26 August 2012 | oOgiandujaOo_and_Eddy_Merckx
Great example of the cinema of moral anxiety
In Chen Kaige's great movie Yellow Earth / Huang tu di (1985), a Chinese soldier reaches a remote valley in search of folk songs to record for the edification of the Red Army. At a wedding feast he discusses with his host the spectacle of a poor minstrel singing for tips. The minstrel is lonely and past finding a wife. In the culture he lives in, if you are single after 30, you remain so. So he sings a bitter song, and because of this he earns no money, despite his manifest talent, because the people want to hear happy songs.

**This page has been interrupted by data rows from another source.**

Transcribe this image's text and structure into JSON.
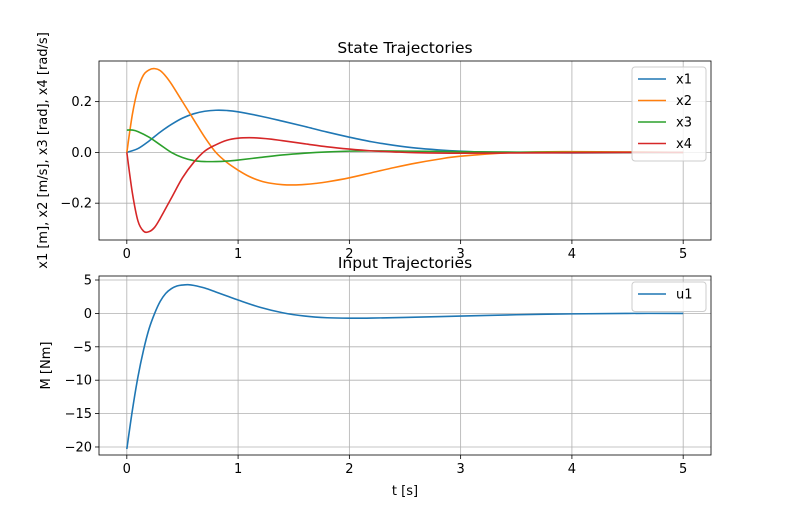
{
  "chart_data": [
    {
      "type": "line",
      "title": "State Trajectories",
      "xlabel": "",
      "ylabel": "x1 [m], x2 [m/s], x3 [rad], x4 [rad/s]",
      "xlim": [
        -0.25,
        5.25
      ],
      "ylim": [
        -0.345,
        0.36
      ],
      "xticks": [
        0,
        1,
        2,
        3,
        4,
        5
      ],
      "xtick_labels": [
        "0",
        "1",
        "2",
        "3",
        "4",
        "5"
      ],
      "yticks": [
        -0.2,
        0.0,
        0.2
      ],
      "ytick_labels": [
        "−0.2",
        "0.0",
        "0.2"
      ],
      "grid": true,
      "legend": "upper-right",
      "series": [
        {
          "name": "x1",
          "color": "#1f77b4",
          "x": [
            0,
            0.1,
            0.2,
            0.3,
            0.4,
            0.5,
            0.6,
            0.7,
            0.8,
            0.9,
            1.0,
            1.2,
            1.4,
            1.6,
            1.8,
            2.0,
            2.2,
            2.4,
            2.6,
            2.8,
            3.0,
            3.25,
            3.5,
            4.0,
            4.5,
            5.0
          ],
          "y": [
            0,
            0.015,
            0.045,
            0.08,
            0.11,
            0.135,
            0.152,
            0.162,
            0.166,
            0.165,
            0.16,
            0.143,
            0.123,
            0.102,
            0.08,
            0.06,
            0.042,
            0.028,
            0.017,
            0.01,
            0.005,
            0.001,
            -0.001,
            -0.002,
            -0.001,
            0
          ]
        },
        {
          "name": "x2",
          "color": "#ff7f0e",
          "x": [
            0,
            0.05,
            0.1,
            0.15,
            0.2,
            0.25,
            0.3,
            0.35,
            0.4,
            0.5,
            0.6,
            0.7,
            0.8,
            0.9,
            1.0,
            1.1,
            1.2,
            1.3,
            1.4,
            1.5,
            1.6,
            1.7,
            1.8,
            2.0,
            2.2,
            2.4,
            2.6,
            2.8,
            3.0,
            3.5,
            4.0,
            4.5,
            5.0
          ],
          "y": [
            0,
            0.15,
            0.25,
            0.305,
            0.325,
            0.33,
            0.322,
            0.3,
            0.27,
            0.2,
            0.13,
            0.06,
            0.0,
            -0.04,
            -0.07,
            -0.095,
            -0.112,
            -0.122,
            -0.127,
            -0.128,
            -0.126,
            -0.122,
            -0.116,
            -0.1,
            -0.08,
            -0.06,
            -0.042,
            -0.027,
            -0.015,
            0.0,
            0.003,
            0.002,
            0.0
          ]
        },
        {
          "name": "x3",
          "color": "#2ca02c",
          "x": [
            0,
            0.05,
            0.1,
            0.2,
            0.3,
            0.4,
            0.5,
            0.6,
            0.7,
            0.8,
            0.9,
            1.0,
            1.2,
            1.4,
            1.6,
            1.8,
            2.0,
            2.2,
            2.5,
            3.0,
            3.5,
            4.0,
            4.5,
            5.0
          ],
          "y": [
            0.088,
            0.088,
            0.082,
            0.06,
            0.03,
            0.0,
            -0.02,
            -0.032,
            -0.036,
            -0.036,
            -0.034,
            -0.03,
            -0.02,
            -0.01,
            -0.003,
            0.002,
            0.005,
            0.006,
            0.005,
            0.003,
            0.001,
            0.0,
            0.0,
            0.0
          ]
        },
        {
          "name": "x4",
          "color": "#d62728",
          "x": [
            0,
            0.05,
            0.1,
            0.15,
            0.2,
            0.25,
            0.3,
            0.4,
            0.5,
            0.6,
            0.7,
            0.8,
            0.9,
            1.0,
            1.1,
            1.2,
            1.3,
            1.4,
            1.6,
            1.8,
            2.0,
            2.2,
            2.4,
            2.6,
            3.0,
            3.5,
            4.0,
            4.5,
            5.0
          ],
          "y": [
            0,
            -0.16,
            -0.27,
            -0.31,
            -0.312,
            -0.295,
            -0.26,
            -0.18,
            -0.1,
            -0.04,
            0.005,
            0.03,
            0.048,
            0.056,
            0.058,
            0.056,
            0.052,
            0.046,
            0.034,
            0.022,
            0.013,
            0.006,
            0.002,
            -0.001,
            -0.003,
            -0.002,
            -0.001,
            0.0,
            0.0
          ]
        }
      ]
    },
    {
      "type": "line",
      "title": "Input Trajectories",
      "xlabel": "t [s]",
      "ylabel": "M [Nm]",
      "xlim": [
        -0.25,
        5.25
      ],
      "ylim": [
        -21.2,
        5.6
      ],
      "xticks": [
        0,
        1,
        2,
        3,
        4,
        5
      ],
      "xtick_labels": [
        "0",
        "1",
        "2",
        "3",
        "4",
        "5"
      ],
      "yticks": [
        -20,
        -15,
        -10,
        -5,
        0,
        5
      ],
      "ytick_labels": [
        "−20",
        "−15",
        "−10",
        "−5",
        "0",
        "5"
      ],
      "grid": true,
      "legend": "upper-right",
      "series": [
        {
          "name": "u1",
          "color": "#1f77b4",
          "x": [
            0,
            0.05,
            0.1,
            0.15,
            0.2,
            0.25,
            0.3,
            0.35,
            0.4,
            0.45,
            0.5,
            0.55,
            0.6,
            0.7,
            0.8,
            0.9,
            1.0,
            1.2,
            1.4,
            1.6,
            1.8,
            2.0,
            2.2,
            2.5,
            3.0,
            3.5,
            4.0,
            4.5,
            5.0
          ],
          "y": [
            -20.3,
            -14.5,
            -9.5,
            -5.5,
            -2.3,
            0.0,
            1.8,
            3.0,
            3.7,
            4.1,
            4.25,
            4.3,
            4.2,
            3.8,
            3.2,
            2.6,
            2.0,
            0.9,
            0.1,
            -0.4,
            -0.65,
            -0.72,
            -0.7,
            -0.6,
            -0.4,
            -0.2,
            -0.07,
            0.0,
            0.0
          ]
        }
      ]
    }
  ]
}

So Krzysztof Zanussi's movie Constans, whilst excellent, probably comes off as a bitter song, one which film fans have therefore been chary of. It's the story of a young man, Witold, blessed with good looks, intelligence, a moral character, and a sense of wonder and enthusiasm, who is born into a living space, a zeitgeist, and a power structure, which degrades and humiliates him. One might say with some justification that the Second World War ended for Poland only in 1990, with the triumph of Solidarity and consequently the waning of Soviet influence. In 1980, Zanussi let loose this wail; by the following year Solidarity had formed. The Poles had had enough.
It has always mattered the most to me if a film has a ring of truth to it, and so this one does. I was brought up by people espousing a moral system that receives broad lip service, but in practical terms is almost an irrelevance, with people acting only with enlightened self-interest. I suppose with a Catholic country under a communist regime you might get similarly schizophrenia-inducing conditions for people who pay heed to principle.
As with Kieslowski, Zanussi was fascinated by fate and that comes through very clearly here. Kieslowski's movie of the following year, Blind Chance (1981) being equally as despondent. In the depths of the pessimism of Constans I was reminded of the Socratic concept of divine fatalism, the idea that good character is a divine boon and that we are the playthings of the gods. Witold's planned ascent of Himalayan peaks, is allegorical and for me harks back to the myth of Bellerophon, and his fate. Similarly none of the characters appear capable of persuasion or personality change.